Member of the Maryland House of Delegates from the Frederick County district
- In office 1872–1874 Serving with Theodore C. Delaplane, Charles W. Miller, Jonathan Routzahn, Charles F. Rowe
- Preceded by: Noah Bowlus, Henry R. Harris, John T. McCreery, J. Alfred Ritter, John B. Thomas, William White
- Succeeded by: Andrew Annan, John A. Koons, Lewis Lamar, Job M. Miller, John L. Nicodemus

Personal details
- Born: March 28, 1822
- Died: January 13, 1892 (aged 69) near Woodsboro, Maryland, U.S.
- Party: Whig American Republican
- Spouse: Miss Biggs ​(m. 1849)​
- Children: 13
- Education: Pennsylvania College
- Occupation: Politician; judge; farmer;

= Lycurgus N. Phillips =

American politician (1822–1892)

Lycurgus N. Phillips (March 28, 1822 – January 13, 1892) was an American politician and judge from Maryland.
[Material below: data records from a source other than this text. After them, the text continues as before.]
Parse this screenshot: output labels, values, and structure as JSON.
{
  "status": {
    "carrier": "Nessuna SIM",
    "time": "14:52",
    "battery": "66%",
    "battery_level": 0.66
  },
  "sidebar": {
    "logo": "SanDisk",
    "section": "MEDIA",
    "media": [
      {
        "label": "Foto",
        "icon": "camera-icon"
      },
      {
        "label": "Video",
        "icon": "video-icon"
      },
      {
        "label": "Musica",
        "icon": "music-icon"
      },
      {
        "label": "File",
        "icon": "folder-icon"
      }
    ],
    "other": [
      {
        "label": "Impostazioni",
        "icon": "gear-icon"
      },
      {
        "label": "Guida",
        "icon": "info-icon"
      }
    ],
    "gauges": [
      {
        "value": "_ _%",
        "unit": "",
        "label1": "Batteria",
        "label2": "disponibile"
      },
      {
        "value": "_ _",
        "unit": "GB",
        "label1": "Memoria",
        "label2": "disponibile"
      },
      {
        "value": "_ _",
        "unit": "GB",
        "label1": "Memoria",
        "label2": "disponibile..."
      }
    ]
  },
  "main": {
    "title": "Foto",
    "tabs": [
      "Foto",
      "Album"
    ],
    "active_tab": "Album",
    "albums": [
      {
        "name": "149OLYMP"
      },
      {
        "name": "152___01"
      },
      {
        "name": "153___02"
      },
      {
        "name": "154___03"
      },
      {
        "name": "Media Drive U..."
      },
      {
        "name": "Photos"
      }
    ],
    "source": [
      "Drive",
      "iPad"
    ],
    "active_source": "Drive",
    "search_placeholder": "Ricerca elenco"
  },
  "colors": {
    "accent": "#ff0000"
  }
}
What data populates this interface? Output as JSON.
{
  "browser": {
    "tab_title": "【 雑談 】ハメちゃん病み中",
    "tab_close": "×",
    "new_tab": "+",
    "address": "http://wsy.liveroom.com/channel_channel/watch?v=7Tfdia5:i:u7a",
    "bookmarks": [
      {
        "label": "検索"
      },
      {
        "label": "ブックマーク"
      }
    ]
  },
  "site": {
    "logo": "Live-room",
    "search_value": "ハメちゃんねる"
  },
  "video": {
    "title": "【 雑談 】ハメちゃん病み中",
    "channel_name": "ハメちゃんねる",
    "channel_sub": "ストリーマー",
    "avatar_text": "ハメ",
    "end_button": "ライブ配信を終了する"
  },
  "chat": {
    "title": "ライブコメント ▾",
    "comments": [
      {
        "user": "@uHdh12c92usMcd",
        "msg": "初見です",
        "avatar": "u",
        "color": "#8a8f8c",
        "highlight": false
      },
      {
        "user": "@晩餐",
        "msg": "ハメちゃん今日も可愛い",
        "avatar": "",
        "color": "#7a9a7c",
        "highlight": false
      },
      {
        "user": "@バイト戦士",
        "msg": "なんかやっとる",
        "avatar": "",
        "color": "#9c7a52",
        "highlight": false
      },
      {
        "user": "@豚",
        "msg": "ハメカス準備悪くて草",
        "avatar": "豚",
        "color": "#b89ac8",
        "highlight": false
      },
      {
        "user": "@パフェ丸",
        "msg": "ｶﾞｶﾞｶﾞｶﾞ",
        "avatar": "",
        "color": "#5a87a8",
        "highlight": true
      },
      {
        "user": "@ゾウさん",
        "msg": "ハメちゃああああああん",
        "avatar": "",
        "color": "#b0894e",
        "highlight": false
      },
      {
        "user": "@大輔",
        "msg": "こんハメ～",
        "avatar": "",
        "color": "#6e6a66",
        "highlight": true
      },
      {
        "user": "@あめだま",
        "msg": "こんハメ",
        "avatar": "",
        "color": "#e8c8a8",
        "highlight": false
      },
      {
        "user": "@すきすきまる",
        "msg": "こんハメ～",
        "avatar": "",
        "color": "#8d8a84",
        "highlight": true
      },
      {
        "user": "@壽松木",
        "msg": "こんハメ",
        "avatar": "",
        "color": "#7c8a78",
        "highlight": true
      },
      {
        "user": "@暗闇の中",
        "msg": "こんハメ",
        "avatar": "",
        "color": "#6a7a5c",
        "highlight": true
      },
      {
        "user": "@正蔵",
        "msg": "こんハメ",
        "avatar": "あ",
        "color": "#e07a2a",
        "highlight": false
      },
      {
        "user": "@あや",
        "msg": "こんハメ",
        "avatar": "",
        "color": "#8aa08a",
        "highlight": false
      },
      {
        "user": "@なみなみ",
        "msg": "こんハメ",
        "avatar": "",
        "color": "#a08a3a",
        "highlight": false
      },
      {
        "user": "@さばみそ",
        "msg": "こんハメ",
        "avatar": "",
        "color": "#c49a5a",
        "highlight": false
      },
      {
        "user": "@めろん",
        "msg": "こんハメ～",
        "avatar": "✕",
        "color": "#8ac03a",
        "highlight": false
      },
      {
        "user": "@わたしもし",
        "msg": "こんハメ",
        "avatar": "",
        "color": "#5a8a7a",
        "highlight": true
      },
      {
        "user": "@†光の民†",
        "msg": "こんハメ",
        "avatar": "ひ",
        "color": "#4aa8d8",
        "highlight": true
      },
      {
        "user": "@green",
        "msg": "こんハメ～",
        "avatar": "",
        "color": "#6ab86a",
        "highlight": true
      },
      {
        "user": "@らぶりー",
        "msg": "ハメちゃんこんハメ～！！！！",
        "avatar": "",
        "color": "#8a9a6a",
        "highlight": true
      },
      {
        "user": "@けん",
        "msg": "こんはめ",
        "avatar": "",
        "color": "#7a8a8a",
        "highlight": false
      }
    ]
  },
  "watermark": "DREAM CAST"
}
He served as a member of the Maryland House of Delegates, representing Frederick County from 1872 to 1874.

==Early life==
Lycurgus N. Phillips was born on March 28, 1822. He was a student at Pennsylvania College from 1839 to 1840.

==Career==
Phillips was a member of the Whig, American and Republican parties. He was a member of the constitution convention. He served as a member of the Maryland House of Delegates, representing Frederick County from 1872 to 1874. He was judge of the orphans' court in Frederick County. He was a delegate to the 1884 Republican National Convention. He also worked as a farmer.

==Personal life==
Phillips married a daughter of Joseph Biggs on November 27, 1849. They had thirteen children. He was a Methodist. He had one 95 acre and one 127 acre farm in New Midway and a 132 acre farm in Liberty.

Phillips died on January 13, 1892, at his home near Woodsboro.